Runes must be physically engraved on items through a special process to convey their effects. They take two forms: fundamental runes and property runes. Fundamental runes offer the most basic and essential benefits: a weapon potency rune adds a bonus to a weapon's attack rolls, and the striking rune adds extra weapon damage dice. An armor potency rune increases the armor's item bonus to AC, and the resilient rune grants a bonus to the wearer's saving throws. Property runes, by contrast, grant more varied effects—typically powers that are constant while the armor is worn or that take effect each time the weapon is used, such as a rune that grants energy resistance or one that adds fire damage to a weapon's attacks.

Here we get that the limitation to # of runes is limited to property runes, not fundamental runes

The number of property runes a weapon or armor can have is equal to the value of its potency rune. A +1 weapon can have one property rune, but it could hold another if the +1 weapon potency rune were upgraded to a +2 weapon potency rune. Since the striking and resilient runes are fundamental runes, they don't count against this limit.

Finally, we get the magic word "typically" here, which is definitely not "always"

An item with runes is typically referred to by the value of its potency rune, followed by any other fundamental runes, then the names of any property runes, and ends with the name of the base item. For example, you might have a +1 longsword or +2 greater resilient fire-resistant chain mail.

Looking at the fundamental runes rules we get that magical word "typically" again:

An item can have only one fundamental rune of each type, though etching a stronger rune can upgrade an existing rune to the more powerful version (as described in each rune’s entry). As you level up, you typically alternate between increasing an item’s potency rune and its striking or resilient rune when you can afford to.

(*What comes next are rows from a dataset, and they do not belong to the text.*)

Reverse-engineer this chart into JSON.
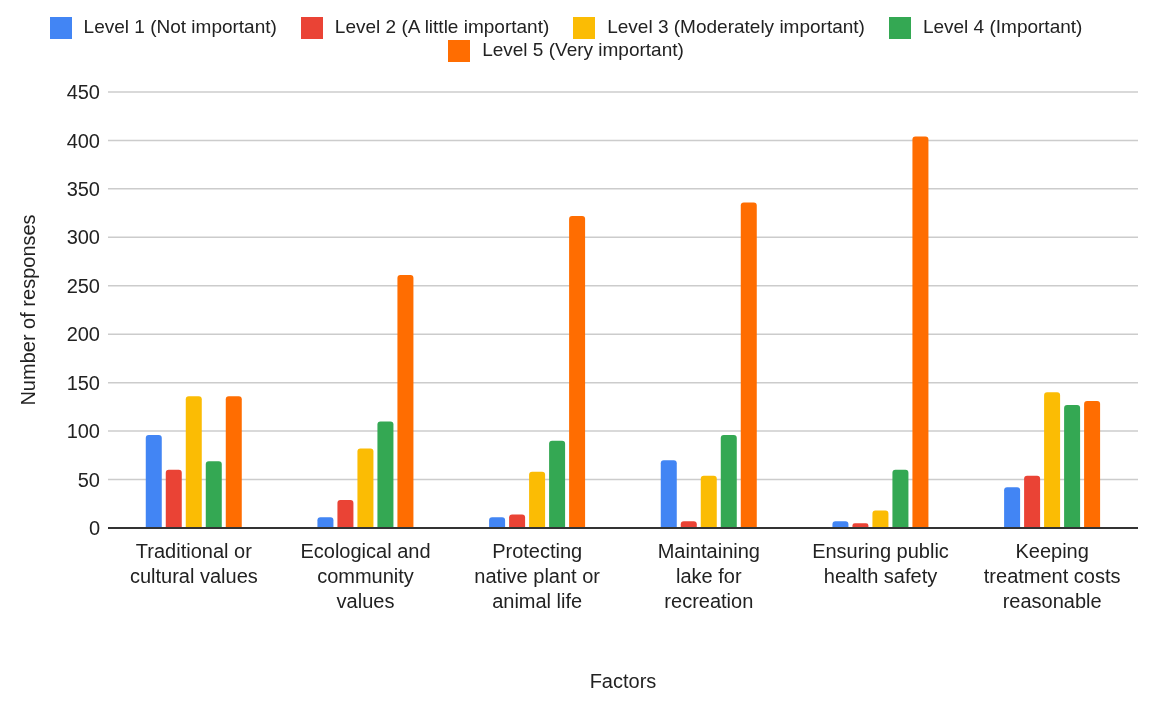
{
  "chart_data": {
    "type": "bar",
    "xlabel": "Factors",
    "ylabel": "Number of responses",
    "categories": [
      "Traditional or cultural values",
      "Ecological and community values",
      "Protecting native plant or animal life",
      "Maintaining lake for recreation",
      "Ensuring public health safety",
      "Keeping treatment costs reasonable"
    ],
    "series": [
      {
        "name": "Level 1 (Not important)",
        "color": "#4285f4",
        "values": [
          96,
          11,
          11,
          70,
          7,
          42
        ]
      },
      {
        "name": "Level 2 (A little important)",
        "color": "#ea4335",
        "values": [
          60,
          29,
          14,
          7,
          5,
          54
        ]
      },
      {
        "name": "Level 3 (Moderately important)",
        "color": "#fbbc04",
        "values": [
          136,
          82,
          58,
          54,
          18,
          140
        ]
      },
      {
        "name": "Level 4 (Important)",
        "color": "#34a853",
        "values": [
          69,
          110,
          90,
          96,
          60,
          127
        ]
      },
      {
        "name": "Level 5 (Very important)",
        "color": "#ff6d01",
        "values": [
          136,
          261,
          322,
          336,
          404,
          131
        ]
      }
    ],
    "ylim": [
      0,
      450
    ],
    "yticks": [
      0,
      50,
      100,
      150,
      200,
      250,
      300,
      350,
      400,
      450
    ],
    "grid": "y",
    "legend": "top"
  }
}
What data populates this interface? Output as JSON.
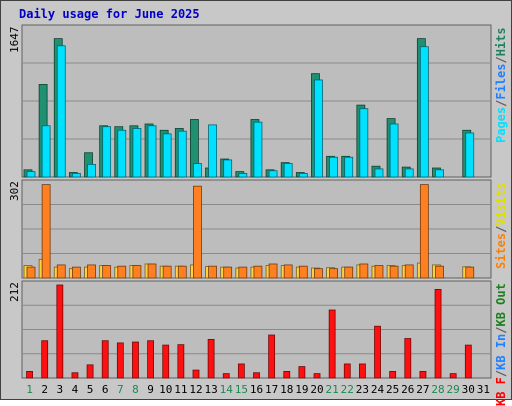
{
  "chart_data": {
    "type": "bar",
    "title": "Daily usage for June 2025",
    "categories": [
      "1",
      "2",
      "3",
      "4",
      "5",
      "6",
      "7",
      "8",
      "9",
      "10",
      "11",
      "12",
      "13",
      "14",
      "15",
      "16",
      "17",
      "18",
      "19",
      "20",
      "21",
      "22",
      "23",
      "24",
      "25",
      "26",
      "27",
      "28",
      "29",
      "30",
      "31"
    ],
    "weekend_days": [
      "1",
      "7",
      "8",
      "14",
      "15",
      "21",
      "22",
      "28",
      "29"
    ],
    "panels": [
      {
        "id": "requests",
        "max_label": "1647",
        "ylim": [
          0,
          1647
        ],
        "legend": [
          {
            "name": "Pages",
            "color": "#00e0ff"
          },
          {
            "sep": "/",
            "color": "#606060"
          },
          {
            "name": "Files",
            "color": "#2080ff"
          },
          {
            "sep": "/",
            "color": "#606060"
          },
          {
            "name": "Hits",
            "color": "#208060"
          }
        ],
        "series": [
          {
            "name": "Hits",
            "color": "#209070",
            "values": [
              80,
              1030,
              1540,
              50,
              270,
              570,
              560,
              570,
              590,
              520,
              540,
              640,
              100,
              200,
              60,
              640,
              80,
              160,
              50,
              1150,
              230,
              230,
              800,
              120,
              650,
              110,
              1540,
              100,
              0,
              520,
              0
            ]
          },
          {
            "name": "Files",
            "color": "#00e0ff",
            "values": [
              60,
              570,
              1460,
              40,
              140,
              560,
              520,
              540,
              570,
              480,
              510,
              150,
              580,
              190,
              40,
              610,
              70,
              150,
              40,
              1080,
              220,
              220,
              760,
              90,
              590,
              90,
              1450,
              80,
              0,
              490,
              0
            ]
          }
        ]
      },
      {
        "id": "visits",
        "max_label": "302",
        "ylim": [
          0,
          302
        ],
        "legend": [
          {
            "name": "Sites",
            "color": "#ff8000"
          },
          {
            "sep": "/",
            "color": "#606060"
          },
          {
            "name": "Visits",
            "color": "#e0e000"
          }
        ],
        "series": [
          {
            "name": "Visits",
            "color": "#ffd040",
            "values": [
              40,
              60,
              35,
              30,
              35,
              40,
              35,
              40,
              45,
              38,
              38,
              42,
              37,
              35,
              32,
              35,
              40,
              40,
              35,
              32,
              33,
              35,
              42,
              38,
              40,
              40,
              48,
              42,
              0,
              36,
              0
            ]
          },
          {
            "name": "Sites",
            "color": "#ff8020",
            "values": [
              35,
              300,
              42,
              35,
              42,
              40,
              38,
              40,
              45,
              38,
              38,
              295,
              38,
              35,
              35,
              38,
              45,
              42,
              38,
              30,
              30,
              35,
              45,
              40,
              38,
              42,
              300,
              38,
              0,
              35,
              0
            ]
          }
        ]
      },
      {
        "id": "bandwidth",
        "max_label": "212",
        "ylim": [
          0,
          212
        ],
        "legend": [
          {
            "name": "KB F",
            "color": "#ff0000"
          },
          {
            "sep": "/",
            "color": "#606060"
          },
          {
            "name": "KB In",
            "color": "#2080ff"
          },
          {
            "sep": "/",
            "color": "#606060"
          },
          {
            "name": "KB Out",
            "color": "#208020"
          }
        ],
        "series": [
          {
            "name": "KB F",
            "color": "#ff1010",
            "values": [
              15,
              85,
              212,
              12,
              30,
              85,
              80,
              82,
              85,
              75,
              76,
              18,
              88,
              10,
              32,
              12,
              98,
              15,
              26,
              10,
              155,
              32,
              32,
              118,
              15,
              90,
              15,
              202,
              10,
              75,
              0
            ]
          }
        ]
      }
    ]
  }
}
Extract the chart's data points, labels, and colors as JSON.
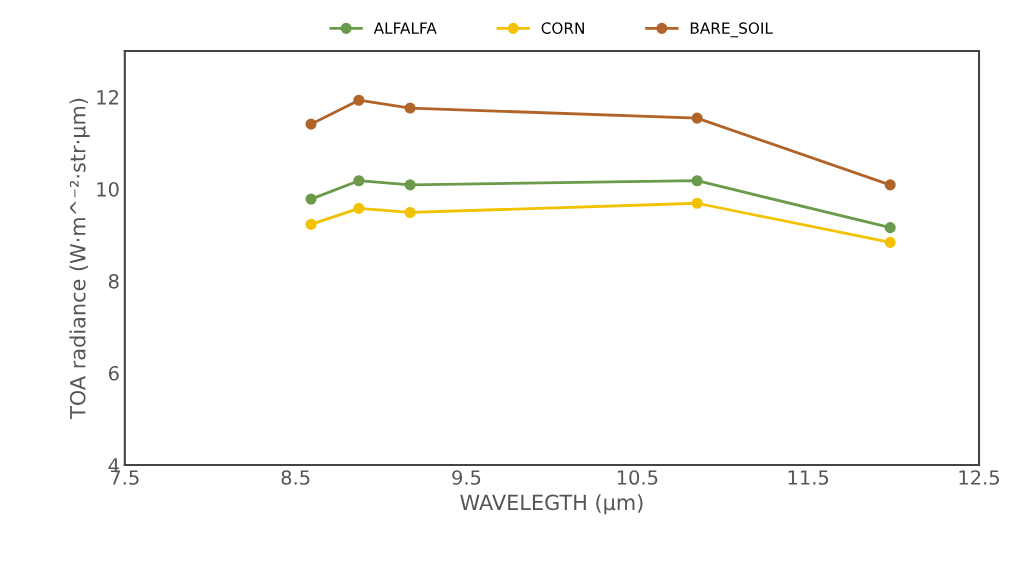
{
  "chart_data": {
    "type": "line",
    "xlabel": "WAVELEGTH (µm)",
    "ylabel": "TOA radiance (W·m^⁻²·str·µm)",
    "x": [
      8.59,
      8.87,
      9.17,
      10.85,
      11.98
    ],
    "series": [
      {
        "name": "ALFALFA",
        "color": "#6b9a4b",
        "values": [
          9.78,
          10.18,
          10.09,
          10.18,
          9.16
        ]
      },
      {
        "name": "CORN",
        "color": "#f2c200",
        "values": [
          9.23,
          9.58,
          9.49,
          9.69,
          8.84
        ]
      },
      {
        "name": "BARE_SOIL",
        "color": "#b0642a",
        "values": [
          11.41,
          11.93,
          11.76,
          11.54,
          10.09
        ]
      }
    ],
    "xlim": [
      7.5,
      12.5
    ],
    "xticks": [
      7.5,
      8.5,
      9.5,
      10.5,
      11.5,
      12.5
    ],
    "ylim": [
      4,
      13
    ],
    "yticks": [
      4,
      6,
      8,
      10,
      12
    ],
    "grid": false,
    "legend": "top",
    "marker": "circle",
    "line_style": "solid"
  }
}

While the cost for upgrade cost shows only examples starting at +1, it once more expressly calls out typically, and even gives an example (though not the "no potency" example) of one where you might skip up the striking path:

This also indicates the typical progression for an adventurer to follow when upgrading their armor and weapons. The tables here don’t include progressions that aren’t as likely to come up, like turning a +1 weapon directly into a +1 greater striking weapon.

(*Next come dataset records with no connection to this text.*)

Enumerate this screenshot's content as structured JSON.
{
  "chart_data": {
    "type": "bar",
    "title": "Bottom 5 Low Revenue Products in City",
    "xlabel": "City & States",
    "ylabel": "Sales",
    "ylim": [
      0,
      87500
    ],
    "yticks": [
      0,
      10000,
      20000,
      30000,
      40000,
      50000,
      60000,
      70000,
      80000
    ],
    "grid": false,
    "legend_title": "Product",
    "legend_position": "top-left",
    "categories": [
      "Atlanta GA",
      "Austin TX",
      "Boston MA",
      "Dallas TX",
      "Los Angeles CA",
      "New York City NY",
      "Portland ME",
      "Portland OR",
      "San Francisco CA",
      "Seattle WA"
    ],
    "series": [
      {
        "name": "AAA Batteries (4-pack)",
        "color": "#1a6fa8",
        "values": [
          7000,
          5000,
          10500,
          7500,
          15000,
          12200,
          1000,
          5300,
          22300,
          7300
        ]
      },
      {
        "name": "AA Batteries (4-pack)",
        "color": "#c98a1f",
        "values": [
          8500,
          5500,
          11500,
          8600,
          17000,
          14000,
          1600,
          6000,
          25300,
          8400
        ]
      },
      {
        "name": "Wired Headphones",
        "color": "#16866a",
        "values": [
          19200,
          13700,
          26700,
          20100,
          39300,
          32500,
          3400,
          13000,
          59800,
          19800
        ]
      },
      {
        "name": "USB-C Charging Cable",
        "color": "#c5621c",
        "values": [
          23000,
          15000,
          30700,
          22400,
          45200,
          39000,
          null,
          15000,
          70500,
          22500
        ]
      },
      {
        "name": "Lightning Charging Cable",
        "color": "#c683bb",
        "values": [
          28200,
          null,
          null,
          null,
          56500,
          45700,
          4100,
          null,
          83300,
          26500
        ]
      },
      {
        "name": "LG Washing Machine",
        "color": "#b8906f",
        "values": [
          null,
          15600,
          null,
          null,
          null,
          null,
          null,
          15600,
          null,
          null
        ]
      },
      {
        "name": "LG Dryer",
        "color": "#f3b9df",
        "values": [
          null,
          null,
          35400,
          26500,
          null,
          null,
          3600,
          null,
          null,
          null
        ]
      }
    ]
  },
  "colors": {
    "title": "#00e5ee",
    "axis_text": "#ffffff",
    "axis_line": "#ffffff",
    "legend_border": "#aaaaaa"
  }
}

Nowhere else do the rules runes list any limitations on fundamental runes. So you can have all the striking you want without any potency, though you wouldn't be able to add property runes until you had potency runes to allow for it.

To address the additional question, not only would the exact same logic apply to resilient runes, it would be far more likely to find broad applicability there. Not every character cares so much about armor class, whereas everyone cares about saving throws, so much so that previous editions came up with ways of letting you stack +resistance to saving throws on top of other items without penalty.